Why Is Working Capital Important?

If your company has more financial liabilities than assets, this is considered negative working capital. If you don’t have enough cash available to cover resources, your business may have trouble supporting sustainable growth. The worse the working capital gets, the more challenging it may become to pay creditors, purchase inventory, and cover employee salaries.

debt collectionBut if your business has positive working capital, it will be able to cover those current expenses as well as fund future growth. For example, the greater the working capital, the easier it will be for your company to hire new staff, invest in additional real estate, or fund market research.

Lenders and investors may also look at working capital as a way to assess your company’s prospective financial health. Specifically, positive working capital indicates a higher promise of success, which in turn, may make it easier for you to secure loans or investments.

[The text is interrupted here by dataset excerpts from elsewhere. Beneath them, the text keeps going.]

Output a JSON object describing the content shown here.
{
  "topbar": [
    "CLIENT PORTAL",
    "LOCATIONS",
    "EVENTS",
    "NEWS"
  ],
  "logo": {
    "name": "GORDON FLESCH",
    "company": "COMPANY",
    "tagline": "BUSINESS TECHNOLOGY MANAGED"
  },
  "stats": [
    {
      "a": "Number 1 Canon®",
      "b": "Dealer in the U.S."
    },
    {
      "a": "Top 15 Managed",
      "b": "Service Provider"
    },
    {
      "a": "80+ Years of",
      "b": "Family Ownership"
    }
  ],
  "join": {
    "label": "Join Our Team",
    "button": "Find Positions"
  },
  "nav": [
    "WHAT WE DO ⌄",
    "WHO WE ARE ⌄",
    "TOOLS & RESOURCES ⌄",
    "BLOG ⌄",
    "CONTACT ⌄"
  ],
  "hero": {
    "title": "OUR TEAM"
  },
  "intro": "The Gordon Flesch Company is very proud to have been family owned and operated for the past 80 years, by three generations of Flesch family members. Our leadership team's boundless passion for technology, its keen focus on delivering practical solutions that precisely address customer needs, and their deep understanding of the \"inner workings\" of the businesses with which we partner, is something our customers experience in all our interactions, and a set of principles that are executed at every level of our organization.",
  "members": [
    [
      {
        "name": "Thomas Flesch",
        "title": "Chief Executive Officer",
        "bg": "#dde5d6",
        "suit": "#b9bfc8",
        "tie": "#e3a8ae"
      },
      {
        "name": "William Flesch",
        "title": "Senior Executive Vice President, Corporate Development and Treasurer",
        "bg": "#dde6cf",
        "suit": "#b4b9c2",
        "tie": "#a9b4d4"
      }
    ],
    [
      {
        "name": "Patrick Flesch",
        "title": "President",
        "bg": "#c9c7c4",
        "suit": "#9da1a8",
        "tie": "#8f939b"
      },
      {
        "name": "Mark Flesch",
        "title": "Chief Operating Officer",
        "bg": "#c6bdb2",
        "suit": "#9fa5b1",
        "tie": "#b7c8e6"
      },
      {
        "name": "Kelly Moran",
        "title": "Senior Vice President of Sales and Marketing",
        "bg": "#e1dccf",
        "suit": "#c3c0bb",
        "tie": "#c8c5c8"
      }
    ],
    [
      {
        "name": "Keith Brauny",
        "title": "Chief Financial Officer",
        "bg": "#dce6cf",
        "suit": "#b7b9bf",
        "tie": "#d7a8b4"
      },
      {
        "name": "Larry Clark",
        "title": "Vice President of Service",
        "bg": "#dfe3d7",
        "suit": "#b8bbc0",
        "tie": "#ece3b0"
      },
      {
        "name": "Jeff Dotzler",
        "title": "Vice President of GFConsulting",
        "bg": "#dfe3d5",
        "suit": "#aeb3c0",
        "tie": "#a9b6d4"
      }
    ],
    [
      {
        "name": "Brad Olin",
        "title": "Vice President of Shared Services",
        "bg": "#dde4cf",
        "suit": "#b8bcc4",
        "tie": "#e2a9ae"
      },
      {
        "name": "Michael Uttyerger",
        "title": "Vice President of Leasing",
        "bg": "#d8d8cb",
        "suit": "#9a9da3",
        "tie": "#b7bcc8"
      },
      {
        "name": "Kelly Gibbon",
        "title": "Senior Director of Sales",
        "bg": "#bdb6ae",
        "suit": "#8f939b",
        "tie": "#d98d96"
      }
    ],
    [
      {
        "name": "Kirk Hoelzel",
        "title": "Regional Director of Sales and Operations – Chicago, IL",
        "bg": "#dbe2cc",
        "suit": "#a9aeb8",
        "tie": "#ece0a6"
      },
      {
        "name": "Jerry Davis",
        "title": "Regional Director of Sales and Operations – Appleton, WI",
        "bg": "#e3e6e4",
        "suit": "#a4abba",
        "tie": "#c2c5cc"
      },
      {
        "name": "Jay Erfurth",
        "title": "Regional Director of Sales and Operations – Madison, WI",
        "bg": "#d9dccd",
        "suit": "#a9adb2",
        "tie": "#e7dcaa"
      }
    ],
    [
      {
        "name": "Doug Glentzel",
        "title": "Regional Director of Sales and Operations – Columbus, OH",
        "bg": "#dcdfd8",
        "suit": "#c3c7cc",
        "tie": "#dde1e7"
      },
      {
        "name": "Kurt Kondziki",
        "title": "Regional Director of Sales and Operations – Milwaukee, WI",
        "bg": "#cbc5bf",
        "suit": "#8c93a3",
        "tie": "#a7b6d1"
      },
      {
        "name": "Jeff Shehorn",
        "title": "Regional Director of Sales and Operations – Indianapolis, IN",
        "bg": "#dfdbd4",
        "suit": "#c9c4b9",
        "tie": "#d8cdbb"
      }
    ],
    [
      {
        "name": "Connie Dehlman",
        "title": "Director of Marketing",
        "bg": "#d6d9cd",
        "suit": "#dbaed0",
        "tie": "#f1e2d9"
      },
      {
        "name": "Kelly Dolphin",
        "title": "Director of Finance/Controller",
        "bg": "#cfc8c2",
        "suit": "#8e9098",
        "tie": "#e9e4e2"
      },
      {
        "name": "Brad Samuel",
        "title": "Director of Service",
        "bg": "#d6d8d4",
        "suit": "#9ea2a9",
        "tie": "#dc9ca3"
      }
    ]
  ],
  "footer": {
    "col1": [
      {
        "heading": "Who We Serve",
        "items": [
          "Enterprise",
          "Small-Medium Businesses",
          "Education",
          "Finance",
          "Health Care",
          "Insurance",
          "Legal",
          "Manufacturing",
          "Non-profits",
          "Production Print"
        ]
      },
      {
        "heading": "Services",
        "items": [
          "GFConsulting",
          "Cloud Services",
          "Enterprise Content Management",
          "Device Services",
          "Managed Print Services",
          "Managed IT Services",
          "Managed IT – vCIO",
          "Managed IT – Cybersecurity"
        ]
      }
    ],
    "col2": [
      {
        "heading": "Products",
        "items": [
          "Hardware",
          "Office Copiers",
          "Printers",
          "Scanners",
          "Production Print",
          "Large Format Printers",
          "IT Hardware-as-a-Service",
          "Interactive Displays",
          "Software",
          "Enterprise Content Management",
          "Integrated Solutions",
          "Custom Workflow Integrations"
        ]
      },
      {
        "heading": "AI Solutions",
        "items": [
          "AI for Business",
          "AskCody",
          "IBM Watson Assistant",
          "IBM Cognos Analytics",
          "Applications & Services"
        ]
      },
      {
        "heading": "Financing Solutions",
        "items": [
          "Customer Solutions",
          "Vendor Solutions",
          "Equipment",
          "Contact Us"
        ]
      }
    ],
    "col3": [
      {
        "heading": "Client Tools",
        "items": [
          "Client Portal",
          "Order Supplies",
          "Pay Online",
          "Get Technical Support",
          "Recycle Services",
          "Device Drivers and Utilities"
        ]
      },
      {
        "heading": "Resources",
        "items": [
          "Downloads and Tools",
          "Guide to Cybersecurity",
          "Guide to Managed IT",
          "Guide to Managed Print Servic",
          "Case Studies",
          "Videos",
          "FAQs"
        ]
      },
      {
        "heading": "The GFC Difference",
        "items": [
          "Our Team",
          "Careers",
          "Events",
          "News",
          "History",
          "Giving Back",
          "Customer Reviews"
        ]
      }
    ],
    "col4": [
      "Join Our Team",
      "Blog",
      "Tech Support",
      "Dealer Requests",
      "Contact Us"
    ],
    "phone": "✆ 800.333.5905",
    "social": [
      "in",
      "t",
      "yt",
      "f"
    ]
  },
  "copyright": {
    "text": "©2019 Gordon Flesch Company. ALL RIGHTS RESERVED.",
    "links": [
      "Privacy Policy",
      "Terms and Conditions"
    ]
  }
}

Negative figures, however, could suggest your business is a financial risk that isn’t worth taking on.

How to Boost Working Capital

To increase your working capital and your company’s potential for success, you’ll want to look at ways to bring in more cash and spend less. Apart from securing more customers, you can boost your revenue stream by creating tighter guidelines for accounts receivable procedures. These efforts will improve the speed at which clients pay your business and reduce the likelihood of having to use a collection agency to secure past-due balances.

You can also improve working capital by looking for ways to cut expenses. For example, you might purchase inventory in bulk to benefit from lower rates. You might also hire a third-party accounts receivable management firm to reduce the overhead you spend on in-house accounting.

 

Whether you’re launching a new brand or ready to grow a corporation, Joseph, Mann & Creed offers reliable solutions that can help improve your company’s working capital. Based in Twinsburg, OH, this national and international B2B collection agency utilizes proven strategies to recoup unpaid balances from clients to keep your revenue growing. They also offer full-service accounts receivable management services to simplify the way clients pay you and prevent the need for debt collection. For more details on these capabilities, visit this firm online or on LinkedIn. Call (216) 831-5626 to speak about your company’s needs today.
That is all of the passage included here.